Dans notre monde où tout va très vite, le stress est devenu un compagnon permanent. Nous avons souvent recours à des solutions à court terme pour éviter les situations stressantes. Mais si l'on veut vraiment réduire le stress de manière durable, il faut examiner de plus près son sommeil, ses activités physiques, ses techniques de relaxation.

Dans la première partie de la série de blog post "Gestion du stress et bien-être", nous nous penchons plus particulièrement sur le facteur alimentaire. En effet, ce que nous mangeons a une influence directe sur le taux de cortisol dans notre corps - et celui-ci joue à son tour un rôle déterminant dans l'apparition et le renforcement du stress.

Le cortisol : l'hormone du stress

Le cortisol, souvent appelé "hormone du stress", est produit dans le cortex surrénalien et joue un rôle central dans la gestion du stress par l'organisme. Dans les situations stressantes, le taux de cortisol augmente afin de nous fournir de l'énergie à court terme, de contrôler les réactions inflammatoires et d'adapter les fonctions corporelles. Ce mécanisme est essentiel à notre survie lorsque nous subissons un stress aigu - comme par exemple dans des situations de danger.

La situation devient toutefois problématique lorsque le taux de cortisol reste durablement élevé. Des taux de cortisol chroniquement élevés sont étroitement liés à divers effets négatifs sur la santé, notamment : Augmentation du niveau de stress, troubles du sommeil, prise de poids, affaiblissement du système immunitaire.

 L'alimentation, clé de la régulation du cortisol

La bonne nouvelle, c'est qu'en adoptant des habitudes alimentaires ciblées, nous pouvons avoir une influence considérable sur notre taux de cortisol - et donc sur notre niveau de stress.

  1. Éviter le sucre, éviter le stress : Les aliments contenant du sucre entraînent des variations rapides de la glycémie, ce qui stimule la production de cortisol. Plus vous consommez de sucre, plus vous risquez donc de faire grimper le taux de cortisol et de vous sentir encore plus stressé.
  1. Réduire la caféine: La caféine, que l'on trouve principalement dans le café, le thé et les boissons énergisantes, peut augmenter le taux de cortisol. Des niveaux élevés de cortisol dus à la caféine peuvent augmenter la sensation de stress et de nervosité, ce qui peut être contre-productif dans des situations stressantes. De même, des études indiquent que la consommation de caféine à jeun peut augmenter le taux de cortisol de manière plus importante que la caféine consommée au cours d'un repas.
  1. Des glucides complexes pour la stabilité : les aliments tels que les céréales complètes, les flocons d'avoine et le riz brun libèrent du sucre et assurent un taux de glycémie stable. Cela permet d'éviter les variations brutales qui pourraient sinon influencer le taux de cortisol.
  1. Les acides gras oméga-3 contre l'inflammation et le stress : les poissons gras comme le saumon et le maquereau ainsi que les graines de lin et de chia sont riches en acides gras oméga-3, qui ont un effet anti-inflammatoire et aident à réduire le taux de cortisol. Cela peut entraîner une réduction sensible des troubles liés au stress.
  1. Des aliments riches en magnésium pour se détendre : le magnésium, que l'on trouve dans les noix, les graines et les légumes vert foncé, joue un rôle important dans la régulation du cortisol. Un niveau suffisant de magnésium peut aider à détendre le corps et à contrôler la sécrétion de cortisol.
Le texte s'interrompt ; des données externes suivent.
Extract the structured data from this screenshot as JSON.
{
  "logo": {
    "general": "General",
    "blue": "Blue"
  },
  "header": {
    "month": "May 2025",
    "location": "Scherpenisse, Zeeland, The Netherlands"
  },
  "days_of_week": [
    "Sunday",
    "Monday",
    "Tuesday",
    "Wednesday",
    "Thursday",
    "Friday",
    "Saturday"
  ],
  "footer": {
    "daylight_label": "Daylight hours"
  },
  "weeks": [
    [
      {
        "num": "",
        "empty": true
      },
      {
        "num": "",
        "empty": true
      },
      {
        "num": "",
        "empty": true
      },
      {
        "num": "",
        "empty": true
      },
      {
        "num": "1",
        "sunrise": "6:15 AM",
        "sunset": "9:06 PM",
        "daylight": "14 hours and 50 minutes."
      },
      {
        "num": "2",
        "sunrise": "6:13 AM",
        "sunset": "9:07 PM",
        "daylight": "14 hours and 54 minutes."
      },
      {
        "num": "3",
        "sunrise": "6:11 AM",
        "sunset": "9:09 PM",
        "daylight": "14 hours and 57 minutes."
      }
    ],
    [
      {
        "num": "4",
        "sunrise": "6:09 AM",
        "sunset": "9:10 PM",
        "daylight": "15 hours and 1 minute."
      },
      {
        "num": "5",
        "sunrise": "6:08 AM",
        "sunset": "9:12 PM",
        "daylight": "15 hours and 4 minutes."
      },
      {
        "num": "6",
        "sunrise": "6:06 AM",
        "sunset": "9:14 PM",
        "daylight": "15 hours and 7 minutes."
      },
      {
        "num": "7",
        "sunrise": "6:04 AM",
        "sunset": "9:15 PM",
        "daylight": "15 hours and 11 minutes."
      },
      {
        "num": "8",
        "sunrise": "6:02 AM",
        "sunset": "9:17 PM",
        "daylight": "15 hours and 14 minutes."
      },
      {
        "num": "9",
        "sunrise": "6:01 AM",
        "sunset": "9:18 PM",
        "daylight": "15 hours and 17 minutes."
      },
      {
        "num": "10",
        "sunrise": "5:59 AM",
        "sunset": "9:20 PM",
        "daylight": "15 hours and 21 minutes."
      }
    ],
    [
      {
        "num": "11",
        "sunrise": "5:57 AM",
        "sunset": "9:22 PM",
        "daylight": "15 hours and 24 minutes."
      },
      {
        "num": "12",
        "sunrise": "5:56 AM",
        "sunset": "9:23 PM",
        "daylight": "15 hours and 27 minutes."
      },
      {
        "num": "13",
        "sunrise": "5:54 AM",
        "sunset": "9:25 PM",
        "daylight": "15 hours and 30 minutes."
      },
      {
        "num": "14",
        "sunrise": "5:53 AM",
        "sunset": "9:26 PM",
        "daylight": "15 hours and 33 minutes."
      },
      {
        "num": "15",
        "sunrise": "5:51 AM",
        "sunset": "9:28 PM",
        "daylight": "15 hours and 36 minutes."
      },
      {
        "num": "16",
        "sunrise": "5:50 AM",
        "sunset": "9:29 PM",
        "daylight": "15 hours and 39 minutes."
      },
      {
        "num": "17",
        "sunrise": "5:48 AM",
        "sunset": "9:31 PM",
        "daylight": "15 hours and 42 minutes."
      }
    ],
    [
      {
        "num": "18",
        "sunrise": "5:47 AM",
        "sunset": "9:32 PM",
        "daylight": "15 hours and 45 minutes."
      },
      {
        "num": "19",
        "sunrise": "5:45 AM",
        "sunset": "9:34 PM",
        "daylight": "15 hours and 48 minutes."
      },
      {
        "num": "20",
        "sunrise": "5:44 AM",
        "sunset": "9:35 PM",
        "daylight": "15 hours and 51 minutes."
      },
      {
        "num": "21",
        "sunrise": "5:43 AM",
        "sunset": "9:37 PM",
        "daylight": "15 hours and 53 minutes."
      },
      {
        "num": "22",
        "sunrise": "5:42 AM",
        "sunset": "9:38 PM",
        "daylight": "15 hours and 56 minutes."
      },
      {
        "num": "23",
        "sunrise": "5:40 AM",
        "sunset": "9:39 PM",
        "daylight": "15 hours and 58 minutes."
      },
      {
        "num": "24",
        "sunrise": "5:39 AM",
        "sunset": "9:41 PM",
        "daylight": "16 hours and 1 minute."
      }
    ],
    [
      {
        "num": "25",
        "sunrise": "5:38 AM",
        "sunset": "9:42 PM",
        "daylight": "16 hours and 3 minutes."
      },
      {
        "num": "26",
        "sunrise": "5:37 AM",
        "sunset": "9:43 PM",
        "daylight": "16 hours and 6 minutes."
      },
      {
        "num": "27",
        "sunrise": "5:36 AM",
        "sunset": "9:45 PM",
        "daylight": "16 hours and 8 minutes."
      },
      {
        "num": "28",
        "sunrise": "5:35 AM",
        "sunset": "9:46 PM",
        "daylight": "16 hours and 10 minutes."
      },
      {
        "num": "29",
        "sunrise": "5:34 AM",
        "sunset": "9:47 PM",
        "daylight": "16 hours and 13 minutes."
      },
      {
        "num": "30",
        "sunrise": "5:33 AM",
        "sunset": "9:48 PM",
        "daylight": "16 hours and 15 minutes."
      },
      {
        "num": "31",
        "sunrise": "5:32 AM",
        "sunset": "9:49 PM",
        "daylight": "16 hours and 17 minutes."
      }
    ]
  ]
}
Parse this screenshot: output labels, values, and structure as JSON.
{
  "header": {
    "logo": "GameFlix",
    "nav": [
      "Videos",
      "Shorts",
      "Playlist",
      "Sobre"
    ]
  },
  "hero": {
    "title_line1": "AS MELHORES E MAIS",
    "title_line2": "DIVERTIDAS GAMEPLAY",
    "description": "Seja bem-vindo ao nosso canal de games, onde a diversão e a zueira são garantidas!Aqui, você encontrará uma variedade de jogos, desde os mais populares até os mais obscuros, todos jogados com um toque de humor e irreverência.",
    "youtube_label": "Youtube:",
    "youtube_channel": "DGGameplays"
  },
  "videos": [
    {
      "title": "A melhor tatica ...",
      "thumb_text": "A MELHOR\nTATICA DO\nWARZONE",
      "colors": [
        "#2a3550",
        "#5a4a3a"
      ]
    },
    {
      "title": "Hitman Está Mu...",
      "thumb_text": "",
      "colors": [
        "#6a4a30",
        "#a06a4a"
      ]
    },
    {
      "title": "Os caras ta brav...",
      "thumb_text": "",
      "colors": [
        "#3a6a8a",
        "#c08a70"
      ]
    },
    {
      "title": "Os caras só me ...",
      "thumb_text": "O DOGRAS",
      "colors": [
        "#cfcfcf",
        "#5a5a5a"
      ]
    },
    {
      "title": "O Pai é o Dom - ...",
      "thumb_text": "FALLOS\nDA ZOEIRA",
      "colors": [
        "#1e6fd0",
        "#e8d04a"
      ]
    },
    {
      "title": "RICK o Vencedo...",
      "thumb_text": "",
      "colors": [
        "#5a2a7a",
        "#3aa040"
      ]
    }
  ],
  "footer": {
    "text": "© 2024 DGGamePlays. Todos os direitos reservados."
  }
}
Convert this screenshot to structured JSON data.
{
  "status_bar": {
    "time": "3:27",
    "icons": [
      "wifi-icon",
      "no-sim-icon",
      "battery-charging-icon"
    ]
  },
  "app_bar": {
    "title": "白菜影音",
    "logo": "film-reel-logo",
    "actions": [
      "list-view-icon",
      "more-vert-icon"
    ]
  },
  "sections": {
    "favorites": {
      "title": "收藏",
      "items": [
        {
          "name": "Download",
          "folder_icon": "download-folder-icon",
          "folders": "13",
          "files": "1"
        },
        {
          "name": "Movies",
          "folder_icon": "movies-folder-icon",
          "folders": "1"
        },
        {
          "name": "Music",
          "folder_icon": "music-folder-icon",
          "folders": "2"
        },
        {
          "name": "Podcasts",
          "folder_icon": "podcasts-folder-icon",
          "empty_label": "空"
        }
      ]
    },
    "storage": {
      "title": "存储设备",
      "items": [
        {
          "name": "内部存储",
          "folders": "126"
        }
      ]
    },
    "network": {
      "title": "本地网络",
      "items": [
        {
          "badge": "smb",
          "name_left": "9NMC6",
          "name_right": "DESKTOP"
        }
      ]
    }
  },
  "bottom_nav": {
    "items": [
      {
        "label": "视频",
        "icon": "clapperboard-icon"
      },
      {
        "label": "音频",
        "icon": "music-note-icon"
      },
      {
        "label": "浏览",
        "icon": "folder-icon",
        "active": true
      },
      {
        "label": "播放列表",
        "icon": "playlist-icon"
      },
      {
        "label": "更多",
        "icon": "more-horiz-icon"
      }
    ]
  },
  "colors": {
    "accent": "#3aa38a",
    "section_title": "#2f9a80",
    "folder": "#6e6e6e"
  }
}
Plus qu'une simple alimentation : des approches globales pour réduire le cortisol

L'alimentation est un facteur déterminant, mais ce n'est pas le seul à influencer le taux de cortisol. D'autres mesures efficaces pour réduire le cortisol et améliorer votre bien-être comprennent : Une activité physique régulière, des techniques de relaxation ciblées telles que la méditation et les exercices de respiration, ainsi qu'un sommeil suffisant. 

Afin de vous offrir un guide complet sur la réduction globale du cortisol, nous examinerons en détail les mesures susmentionnées ainsi que l'alimentation dans les prochains articles de la série de blog post "Gestion du stress et bien-être". 

Conclusion : l'alimentation, un outil puissant contre le stress

La gestion du stress à long terme commence dans l'assiette. En évitant les aliments malsains qui favorisent le cortisol et en choisissant à la place des alternatives saines qui réduisent le stress, vous pouvez influencer positivement votre taux de cortisol. Cela contribue non seulement à réduire le stress, mais aussi à améliorer votre bien-être général et votre santé.

 

Sources :

Fischer, S., et al. (2021). "Dietary Patterns and Stress : A Review of the Current Evidence". Nutrition Reviews, 79(3), 247-263.

Hill, M. N., & Tasker, J. G. (2022). "Endocannabinoïdes et adaptation au stress : dérégulation dans les troubles de l'humeur et de l'anxiété". Nature Reviews Neuroscience, 23(8), 465-480.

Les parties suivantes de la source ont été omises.